Altay Türklerine göre Satürn, Kara Han’dı. Kara Han, göklerin yedinci katında yaşardı. Gökleri, yerleri, insanları ve tanrıları Kara Han yönetirdi. Altay mitolojisine göre Kara Han bir çam fidanı dikmiş. Bu çam fidanı büyüyüp 9 dala ayrılmış. Bu dalların her birinden 9 oğul meydana gelmiş ve her oğuldan bir millet oluşmuştur. Bu oğullardan her biri bir yeteneğe sahipti. Bunlar: Ağaç dikmek, toprağı sürmek, buğday ekmek ve hayvancılık bilgisini içine alan tarım; mesleki beceri isteyen ev yapmak, kuyu kazmak, dülgerlik, demircilik; aritmetik, cebir, geometri gibi bilimlerin adı olan matematik; gökbilim olan astronomi ve astroloji, bitkilerle iyileştirme; öğretmenlik, askerlik; yerin derinliklerine saklanmış olan madenleri keşfetme ve yöneticilik yetenekleriydi.

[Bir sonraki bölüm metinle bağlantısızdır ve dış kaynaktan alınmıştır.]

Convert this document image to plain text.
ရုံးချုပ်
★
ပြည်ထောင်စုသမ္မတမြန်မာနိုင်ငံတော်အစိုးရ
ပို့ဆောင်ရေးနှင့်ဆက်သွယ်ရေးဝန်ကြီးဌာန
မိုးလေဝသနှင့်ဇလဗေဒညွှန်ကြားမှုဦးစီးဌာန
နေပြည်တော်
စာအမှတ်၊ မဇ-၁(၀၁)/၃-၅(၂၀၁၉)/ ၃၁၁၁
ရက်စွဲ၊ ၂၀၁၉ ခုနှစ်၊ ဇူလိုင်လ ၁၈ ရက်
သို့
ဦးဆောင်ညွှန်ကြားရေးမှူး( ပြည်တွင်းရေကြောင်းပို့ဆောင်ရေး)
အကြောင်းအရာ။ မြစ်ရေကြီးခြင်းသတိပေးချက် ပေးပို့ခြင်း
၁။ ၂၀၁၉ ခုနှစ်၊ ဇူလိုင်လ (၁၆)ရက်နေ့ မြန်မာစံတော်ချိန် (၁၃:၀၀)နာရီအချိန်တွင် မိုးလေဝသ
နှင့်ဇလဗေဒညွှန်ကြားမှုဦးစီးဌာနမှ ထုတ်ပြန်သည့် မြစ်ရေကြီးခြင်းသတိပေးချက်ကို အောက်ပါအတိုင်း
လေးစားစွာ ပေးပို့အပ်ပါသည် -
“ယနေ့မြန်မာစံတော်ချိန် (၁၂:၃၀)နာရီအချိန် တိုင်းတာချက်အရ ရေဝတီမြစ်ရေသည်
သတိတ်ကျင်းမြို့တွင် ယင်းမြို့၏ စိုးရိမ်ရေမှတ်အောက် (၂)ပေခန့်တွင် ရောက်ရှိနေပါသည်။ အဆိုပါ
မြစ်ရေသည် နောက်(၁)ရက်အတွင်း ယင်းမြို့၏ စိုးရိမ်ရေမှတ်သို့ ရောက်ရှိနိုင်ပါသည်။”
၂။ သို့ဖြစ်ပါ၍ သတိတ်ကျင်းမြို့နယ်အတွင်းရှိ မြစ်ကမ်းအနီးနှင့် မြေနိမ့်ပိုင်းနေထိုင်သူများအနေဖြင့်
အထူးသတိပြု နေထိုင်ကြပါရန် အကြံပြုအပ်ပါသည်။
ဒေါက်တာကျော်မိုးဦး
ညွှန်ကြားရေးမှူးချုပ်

Mısır Mitolojisi’ nde Satürn Ptah olarak da bilinir. Antik Mısır‘ da evreni ve diğer her şeyi yarattığına inanılan tanrıdır. El sanatçılarının, özellikle heykelcilerin koruyucusu sayılırdı. Yunanların demircileri ve zanaatçıları koruyan ateş tanrısı Hephaistos’ la özdeşleştirilmiştir. Ptah, en başlarda Mısır’ın başkenti olan Memphis’ in yerel tanrısıyken, şehrin öneminin artmasıyla kültü tüm Mısır’a yayılmıştır. İnsanlarla Tanrılar arasında aracı olduğuna inanılan Apis’ in kutsal ahırı, Ptah’ ın tapınağıdır. Eşi Sekhmet ve oğlu Nefertium ile Memphis üçlüsünü oluştururlar. Elleri dışında tüm bedeni sıkıca sarılmış, elinde bir asa taşıyan, kafası kazınmış bir insan olarak tasvir edilir. Mısır’ın en büyük ve uygarlığı sabırla inşa eden tanrısı olarak bilinir.